(1) Field of the Invention
The present invention relates to acoustic line arrays and more particularly to a method of determining optimum hydrophone element spacing for a low frequency, log-periodic acoustic line array which transmits and receives over a broad range of low frequencies while retaining a beam pattern having approximately the same directional characteristics over a decade range of frequencies.
(2) Description of the Prior Art
Antennas with variable-type apertures constituted a major breakthrough in the field of wideband electromagnetic radiators primarily due to the invention of frequency independent and log-periodic structures used in both the transmit and receive modes with the object being to retain over some frequency band the same directional characteristics of the beam. Frequency independent antenna concepts have been previously applied to underwater sound systems operating in the ultrasonic frequency range. To date, however, no comparable method exists which adequately addresses element spacing for the lower end of the audio frequency range.
In one instance, Hixson and Au (E. L. Hixson and K. T. Au, University of Texas, Acoustics Research Laboratory, Technical Memorandum No. 19 of May 1, 1970) proposed a wideband constant beamwidth acoustic array utilizing quasi-logarithmic element spacing covering the 300 to 3000 Hz range. The method they used was to superimpose, on an array of given length and spacing, successive arrays of half the size and spacing while removing redundant elements to approximate a logarithmic element arrangement. A method predicting exact element location does not exist at the present time.

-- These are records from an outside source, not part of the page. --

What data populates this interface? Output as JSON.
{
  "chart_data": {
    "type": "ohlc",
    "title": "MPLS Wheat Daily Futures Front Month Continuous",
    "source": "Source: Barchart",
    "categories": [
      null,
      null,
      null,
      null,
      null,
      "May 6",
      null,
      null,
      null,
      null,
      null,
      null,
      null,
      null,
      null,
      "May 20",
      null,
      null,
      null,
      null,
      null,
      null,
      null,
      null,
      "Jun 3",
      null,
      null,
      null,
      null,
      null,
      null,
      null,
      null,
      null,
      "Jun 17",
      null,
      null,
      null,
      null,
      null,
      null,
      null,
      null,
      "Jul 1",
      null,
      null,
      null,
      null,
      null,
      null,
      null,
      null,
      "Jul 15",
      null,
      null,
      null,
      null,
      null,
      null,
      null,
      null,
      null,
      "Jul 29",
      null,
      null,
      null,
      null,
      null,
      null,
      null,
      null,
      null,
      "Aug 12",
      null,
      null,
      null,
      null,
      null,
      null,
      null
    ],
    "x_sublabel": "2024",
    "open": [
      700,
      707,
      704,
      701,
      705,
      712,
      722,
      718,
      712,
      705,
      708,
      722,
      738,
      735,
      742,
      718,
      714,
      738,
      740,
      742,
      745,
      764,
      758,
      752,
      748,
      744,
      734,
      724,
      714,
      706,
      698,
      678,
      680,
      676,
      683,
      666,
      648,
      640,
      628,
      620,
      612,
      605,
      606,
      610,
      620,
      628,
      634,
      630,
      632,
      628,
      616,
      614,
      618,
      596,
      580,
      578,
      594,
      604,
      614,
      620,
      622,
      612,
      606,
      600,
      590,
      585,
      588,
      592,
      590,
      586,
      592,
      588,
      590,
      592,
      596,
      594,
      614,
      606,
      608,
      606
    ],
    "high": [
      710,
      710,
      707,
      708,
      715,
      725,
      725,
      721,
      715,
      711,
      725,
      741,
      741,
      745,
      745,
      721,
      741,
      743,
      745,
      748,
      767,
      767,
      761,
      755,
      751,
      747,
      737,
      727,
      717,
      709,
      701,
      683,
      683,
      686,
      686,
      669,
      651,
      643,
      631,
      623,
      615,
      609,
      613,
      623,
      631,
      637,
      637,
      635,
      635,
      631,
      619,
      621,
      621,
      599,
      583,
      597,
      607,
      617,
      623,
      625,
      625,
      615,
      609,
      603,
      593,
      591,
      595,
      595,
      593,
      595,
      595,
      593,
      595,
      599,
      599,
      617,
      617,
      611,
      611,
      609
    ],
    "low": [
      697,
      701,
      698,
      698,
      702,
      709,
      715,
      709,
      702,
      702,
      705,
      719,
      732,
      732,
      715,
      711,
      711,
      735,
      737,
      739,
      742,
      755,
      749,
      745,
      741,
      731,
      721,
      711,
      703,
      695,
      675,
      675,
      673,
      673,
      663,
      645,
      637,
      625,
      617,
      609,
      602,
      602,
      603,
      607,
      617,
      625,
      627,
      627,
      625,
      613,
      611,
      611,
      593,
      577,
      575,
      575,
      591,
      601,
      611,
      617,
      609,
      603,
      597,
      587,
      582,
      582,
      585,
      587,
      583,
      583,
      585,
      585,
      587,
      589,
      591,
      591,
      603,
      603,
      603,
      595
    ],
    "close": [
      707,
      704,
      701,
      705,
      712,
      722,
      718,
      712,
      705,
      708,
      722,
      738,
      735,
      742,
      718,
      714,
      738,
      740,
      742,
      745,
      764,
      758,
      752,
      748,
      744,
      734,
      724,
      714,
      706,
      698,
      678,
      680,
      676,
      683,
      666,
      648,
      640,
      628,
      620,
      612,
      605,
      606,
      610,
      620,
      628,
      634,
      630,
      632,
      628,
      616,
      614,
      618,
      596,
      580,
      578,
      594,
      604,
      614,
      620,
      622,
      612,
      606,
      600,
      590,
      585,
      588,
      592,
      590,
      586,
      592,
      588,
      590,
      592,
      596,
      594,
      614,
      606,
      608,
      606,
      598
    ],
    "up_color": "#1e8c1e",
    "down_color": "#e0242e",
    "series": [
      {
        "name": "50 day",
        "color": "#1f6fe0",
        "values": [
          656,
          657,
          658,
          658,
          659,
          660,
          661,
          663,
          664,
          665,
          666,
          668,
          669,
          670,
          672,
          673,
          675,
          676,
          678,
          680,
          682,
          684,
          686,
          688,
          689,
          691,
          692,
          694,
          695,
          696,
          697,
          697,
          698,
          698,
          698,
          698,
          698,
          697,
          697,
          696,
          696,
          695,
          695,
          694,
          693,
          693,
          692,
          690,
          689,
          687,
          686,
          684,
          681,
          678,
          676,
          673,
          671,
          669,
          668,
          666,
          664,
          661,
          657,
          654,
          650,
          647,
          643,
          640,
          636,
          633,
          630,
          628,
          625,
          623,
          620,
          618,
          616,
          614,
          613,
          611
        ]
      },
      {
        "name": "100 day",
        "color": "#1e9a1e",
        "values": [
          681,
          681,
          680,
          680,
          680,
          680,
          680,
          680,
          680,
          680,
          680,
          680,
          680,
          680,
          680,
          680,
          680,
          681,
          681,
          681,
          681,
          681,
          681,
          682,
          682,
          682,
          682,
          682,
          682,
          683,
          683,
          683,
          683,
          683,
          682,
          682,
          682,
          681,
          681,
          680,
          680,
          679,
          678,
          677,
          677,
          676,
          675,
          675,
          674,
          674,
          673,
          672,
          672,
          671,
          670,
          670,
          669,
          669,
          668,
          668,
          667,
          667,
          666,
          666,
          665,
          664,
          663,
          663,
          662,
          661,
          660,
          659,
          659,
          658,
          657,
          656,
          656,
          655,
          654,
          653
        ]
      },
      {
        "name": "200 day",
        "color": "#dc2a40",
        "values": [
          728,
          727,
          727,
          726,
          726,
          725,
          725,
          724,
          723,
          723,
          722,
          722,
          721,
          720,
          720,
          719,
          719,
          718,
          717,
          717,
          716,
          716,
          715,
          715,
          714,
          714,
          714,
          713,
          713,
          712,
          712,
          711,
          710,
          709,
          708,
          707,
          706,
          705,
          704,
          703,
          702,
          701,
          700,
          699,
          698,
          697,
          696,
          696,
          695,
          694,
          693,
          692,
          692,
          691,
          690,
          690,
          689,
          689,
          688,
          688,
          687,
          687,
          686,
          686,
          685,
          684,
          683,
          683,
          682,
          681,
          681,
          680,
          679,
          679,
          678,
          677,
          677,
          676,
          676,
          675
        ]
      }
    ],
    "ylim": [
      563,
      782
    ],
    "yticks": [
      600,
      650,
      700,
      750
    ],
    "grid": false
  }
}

For a constant aperture the beamwidth and associated directivity index of an acoustic transducer varies with frequency and this is also true for transducer arrays. This effect limits the performance of wideband acoustic systems because a change or loss of directivity over the intended operational frequency will adversely affect detection capabilities. Uniformly spaced linear arrays are subject to these limitations (i.e., they are basically narrow band devices). Recent advances in transducer array design have utilized several shading techniques to reduce side lobe levels for optimum main beam characteristics. However, the problem of optimizing the broadband qualities of a low frequency omnidirectional transducer has not been fully addressed to date.
The present invention describes a method which shows how the log-periodic approach can be extended to the low end of the audio frequency regime (20 to 3000 Hz) in the design of acoustic line arrays to yield quasi-constant directionality over frequencies in excess of one decade for Broadside as well as End-Fire Arrays. Exact element location is predicted by criteria derived from the design of log-periodic dipole antennas. It should be noted that although this specification discloses the retention of acceptable dipole and cardioid patterns in selected bandwidths, the method can be applied to any array size and frequency range as long as the physical spacing of the elements remains feasible.